Following on from previous upgrades, CERN migrated the OpenStack cloud to Kilo during September to November. Along with the bug fixes, we are planning on exploiting the significant number of new features, especially as related to performance tuning. The overall cloud architecture was covered at the Tokyo OpenStack summit video https://www.openstack.org/summit/tokyo-2015/videos/presentation/unveiling-cern-cloud-architecture.
As the LHC continues to run 24x7, these upgrades were done while the cloud was running and virtual machines were untouched.
Previous upgrades have been described as below
- Juno - http://openstack-in-production.blogspot.fr/2015/05/our-cloud-in-juno.html
- Icehouse - http://openstack-in-production.blogspot.fr/2014/11/our-cloud-in-icehouse.html
- Havana - http://openstack-in-production.blogspot.fr/2014/02/our-cloud-in-havana.html
- Cinder - we encountered the bug https://bugs.launchpad.net/cinder/+bug/1455726 which led to a foreign key error. The cause appears to be related to UTF8. The patch (https://review.openstack.org/#/c/183814/) was not completed so did not get included into the release. More details at the thread at http://lists.openstack.org/pipermail/openstack/2015-August/013601.html.
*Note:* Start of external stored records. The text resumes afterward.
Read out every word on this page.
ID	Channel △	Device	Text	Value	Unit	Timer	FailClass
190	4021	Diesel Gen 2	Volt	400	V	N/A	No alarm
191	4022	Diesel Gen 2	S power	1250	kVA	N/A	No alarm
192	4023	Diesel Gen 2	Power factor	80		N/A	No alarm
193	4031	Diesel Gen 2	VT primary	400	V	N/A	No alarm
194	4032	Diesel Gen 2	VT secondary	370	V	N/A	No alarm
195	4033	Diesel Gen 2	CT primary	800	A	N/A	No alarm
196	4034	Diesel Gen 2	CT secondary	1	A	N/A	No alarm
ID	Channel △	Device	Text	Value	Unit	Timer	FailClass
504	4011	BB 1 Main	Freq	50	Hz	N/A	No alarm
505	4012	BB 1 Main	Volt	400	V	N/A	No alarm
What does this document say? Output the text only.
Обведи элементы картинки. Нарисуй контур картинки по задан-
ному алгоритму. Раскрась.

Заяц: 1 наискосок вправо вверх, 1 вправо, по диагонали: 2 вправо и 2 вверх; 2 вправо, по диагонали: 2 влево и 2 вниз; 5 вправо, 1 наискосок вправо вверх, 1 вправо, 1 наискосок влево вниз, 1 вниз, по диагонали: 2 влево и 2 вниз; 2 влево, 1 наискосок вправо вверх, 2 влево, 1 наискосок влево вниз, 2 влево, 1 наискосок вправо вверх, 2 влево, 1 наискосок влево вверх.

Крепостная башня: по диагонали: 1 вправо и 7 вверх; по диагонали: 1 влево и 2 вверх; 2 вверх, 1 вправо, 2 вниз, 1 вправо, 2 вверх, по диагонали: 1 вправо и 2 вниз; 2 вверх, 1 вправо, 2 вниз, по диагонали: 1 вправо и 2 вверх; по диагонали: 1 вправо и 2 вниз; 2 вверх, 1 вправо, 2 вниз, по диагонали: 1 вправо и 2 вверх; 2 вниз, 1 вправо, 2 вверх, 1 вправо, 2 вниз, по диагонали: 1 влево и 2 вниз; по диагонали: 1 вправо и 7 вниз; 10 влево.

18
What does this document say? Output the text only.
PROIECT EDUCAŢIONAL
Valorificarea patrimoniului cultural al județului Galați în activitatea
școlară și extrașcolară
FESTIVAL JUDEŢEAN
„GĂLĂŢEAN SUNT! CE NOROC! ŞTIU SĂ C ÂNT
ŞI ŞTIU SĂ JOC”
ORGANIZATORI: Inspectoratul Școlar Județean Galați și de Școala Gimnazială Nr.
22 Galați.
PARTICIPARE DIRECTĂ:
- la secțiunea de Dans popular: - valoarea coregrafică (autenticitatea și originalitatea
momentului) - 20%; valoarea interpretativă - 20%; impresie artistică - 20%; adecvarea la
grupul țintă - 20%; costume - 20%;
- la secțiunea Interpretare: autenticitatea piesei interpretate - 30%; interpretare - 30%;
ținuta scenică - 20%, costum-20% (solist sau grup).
- Keystone - one of the configuration parameters for caches had changed syntax and this was not reflected in the configuration generated by Puppet. The symptoms were high load on the Keystone servers since caching was not enabled.
- Glance - given the rolling upgrade on Glance, we took advantage of having virtualised the majority of the Glance server pool. This allows new resources to be brought online with a Juno configuration and the old ones deleted.
- Following the upgrade, we had an outage of the metadata service for the OpenStack specific metadata. The EC2 metadata works fine. This appears to be a cells related issue.
- The VM resize functions are giving errors during the execution. We're tracking this with the upstream developers.
- We wanted to use the latest Nova NUMA features. We encountered a problem with cells and this feature, although it worked well in a non-cells cloud. This is being tracked in https://bugs.launchpad.net/nova/+bug/1517006. We will use the new features for performance optimisation once these problems are resolved.
Catching these cases with cells early is part of the work for the scope of the the Cell V2 project at https://wiki.openstack.org/wiki/Nova-Cells-v2 to which we are contributing along with the BARC centre in Mumbai so that the cells configuration becomes the default (with only a single cell) and the upstream test cases are enhanced to validate the multi cell configuration.
As some of the hypervisors are still running Scientific Linux 6, we used the approach from GoDaddy to package the components using software collections. Details are available at https://github.com/krislindgren/openstack-venv-cent6. We used this for nova and ceilometer which are the agents installed on the hypervisors. The controllers were upgraded to CentOS 7 as part of the upgrade to Kilo.
Overall, getting to Kilo enables new features and includes bug fixes to reduce administration effort. Keeping up with new releases requires careful planning and sharing upstream activities such as the Puppet modules but has proven to be the best approach. With many of the CERN OpenStack team in the summit in Tokyo, we did not complete the upgrade before Liberty was released but this has been completed soon afterwards.
With the Kilo base in production, we are now ready to start work on the Nova network to Neutron migration, deployment of the new EC2 API project and enabling Magnum for container native applications.